Mevcut tablo ve güç dengesi
Çatışmaların seyrine yönelik bazı değerlendirmelerde bulunmak mümkün ama genel hatlarıyla iki grup arasındaki güç dengesi, ‘sıfır toplamlı oyun’ şeklinde yorumlanabilir. Bu ifadeyi güçlendiren en temel argüman, çatışan tarafların güçlerinin birbirine oldukça yakın oluşudur. Bundan hareketle verilecek bir taviz, yenilgiyi kabul etmek anlamına gelebilir. Benzer olarak her iki tarafın da krizin çözümü noktasında askeri çözümlere öncelik vermesi bu altyapı dahilinde açıklanabilir. Nitekim bu gidip gelen güç dengesi, askeri kapasitenin aynı olduğu manasına gelmiyor. Çünkü bir ordu yapılanması olarak Sudan Ordusu gerek silah kapasitesi gerekse nicelik bakımından HDG’den üstün konumda. En belirleyici özellik ise Sudan Ordusunun sahip olduğu hava gücü. Ancak HDG’nin Hartum’un büyük çoğunluğunu kontrol etmesi ve buradaki sivillerin varlığı potansiyel hava saldırılarını boşa çıkarıyor.
Öte yandan düzenli bir ordu olarak Sudan Ordusunun birkaç günlük gerilla savaşının ardından düzensiz HDG birliklerini yok etmesi mümkünken Sudan’da farklı bir senaryo karşımıza çıktı. Bu noktada HDG’nin askeri ve diplomatik arenada aldığı dış destekten söz edilebilir. BAE’nin HDG’ye verdiği destekler, açık kaynaklara yansıdı. Bunun yanında HDG, zaman içinde gelişmiş silahlar elde ederken Sudan Ordusunu dengeleyecek muharebe yeteneği kazandı. Hatta savaşın başlamasıyla çok sayıda uçaksavar ve hava savunma radarları ele geçirdiler.

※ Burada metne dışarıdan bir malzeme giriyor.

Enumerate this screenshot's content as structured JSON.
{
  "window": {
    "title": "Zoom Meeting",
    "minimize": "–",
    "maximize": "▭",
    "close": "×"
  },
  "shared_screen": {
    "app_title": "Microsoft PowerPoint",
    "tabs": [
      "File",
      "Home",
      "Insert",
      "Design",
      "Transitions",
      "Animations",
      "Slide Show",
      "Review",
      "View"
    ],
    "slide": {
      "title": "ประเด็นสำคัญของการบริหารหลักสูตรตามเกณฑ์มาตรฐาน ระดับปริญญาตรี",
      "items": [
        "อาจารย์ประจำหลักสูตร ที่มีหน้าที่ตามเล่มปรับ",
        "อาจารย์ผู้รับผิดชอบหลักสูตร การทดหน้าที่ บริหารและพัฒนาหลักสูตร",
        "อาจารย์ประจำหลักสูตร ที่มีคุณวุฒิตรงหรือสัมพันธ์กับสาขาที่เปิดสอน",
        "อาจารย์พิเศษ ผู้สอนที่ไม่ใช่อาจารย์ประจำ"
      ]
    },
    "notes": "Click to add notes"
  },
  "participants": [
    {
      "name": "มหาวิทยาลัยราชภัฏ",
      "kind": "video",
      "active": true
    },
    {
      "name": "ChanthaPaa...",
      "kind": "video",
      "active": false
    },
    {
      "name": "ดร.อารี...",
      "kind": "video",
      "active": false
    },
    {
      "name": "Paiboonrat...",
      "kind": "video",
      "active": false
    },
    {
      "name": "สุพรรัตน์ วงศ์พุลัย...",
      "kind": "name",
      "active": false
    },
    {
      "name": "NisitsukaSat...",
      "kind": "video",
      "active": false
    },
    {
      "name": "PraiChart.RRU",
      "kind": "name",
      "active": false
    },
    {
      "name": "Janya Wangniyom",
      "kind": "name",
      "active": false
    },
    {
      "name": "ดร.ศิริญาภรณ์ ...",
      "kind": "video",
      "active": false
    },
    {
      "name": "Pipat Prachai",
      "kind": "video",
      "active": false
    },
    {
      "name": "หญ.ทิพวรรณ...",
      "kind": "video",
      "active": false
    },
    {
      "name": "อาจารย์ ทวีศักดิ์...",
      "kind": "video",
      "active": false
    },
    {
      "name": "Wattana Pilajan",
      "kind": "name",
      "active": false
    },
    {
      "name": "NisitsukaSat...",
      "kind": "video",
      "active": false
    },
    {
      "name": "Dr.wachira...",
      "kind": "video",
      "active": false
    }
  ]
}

Son olarak savaşın durdurulmasına yönelik bölgesel ve uluslararası aktörlerin girişimleri, çözümden uzak diplomatik temaslara dönüştü. Çatışma çözümleri altında ideal olan, tarafsız ve daha önemlisi çatışan tarafların ve dış güçlerin etkisini sınırlayan bir müzakere mekanizmasıyken Sudan’da rastlanılan genellikle sürece müdahil olan aktörün kendi çıkarları ve bölgesel ajandası bağlamında hareket ettiği bir mekanizmaya oldu. Afrika Birliği ve Mısır’ın, Suudi Arabistan ve ABD’nin ya da daha bölgesel ölçekte Güney Sudan’ın öncülük ettiği arabuluculuk girişimleri, kalıcı ve sürdürülebilir bir ateşkesle sonuçlanmadı. Haziran ayında Joe Biden yönetimi Sudan Ordusu ve HDG lider kadrosunun yanı sıra Beşir rejimiyle alakalı olan kişilere yaptırım kararı aldı. Hemediti ile bağlantılı olduğu iddia edilen maden şirketleri ve Sudan Ordusunu finanse eden bazı şirketlere de benzer yaptırımlar uygulandı. Tüm bu adımlara rağmen çatışmaların şiddeti giderek artıyor.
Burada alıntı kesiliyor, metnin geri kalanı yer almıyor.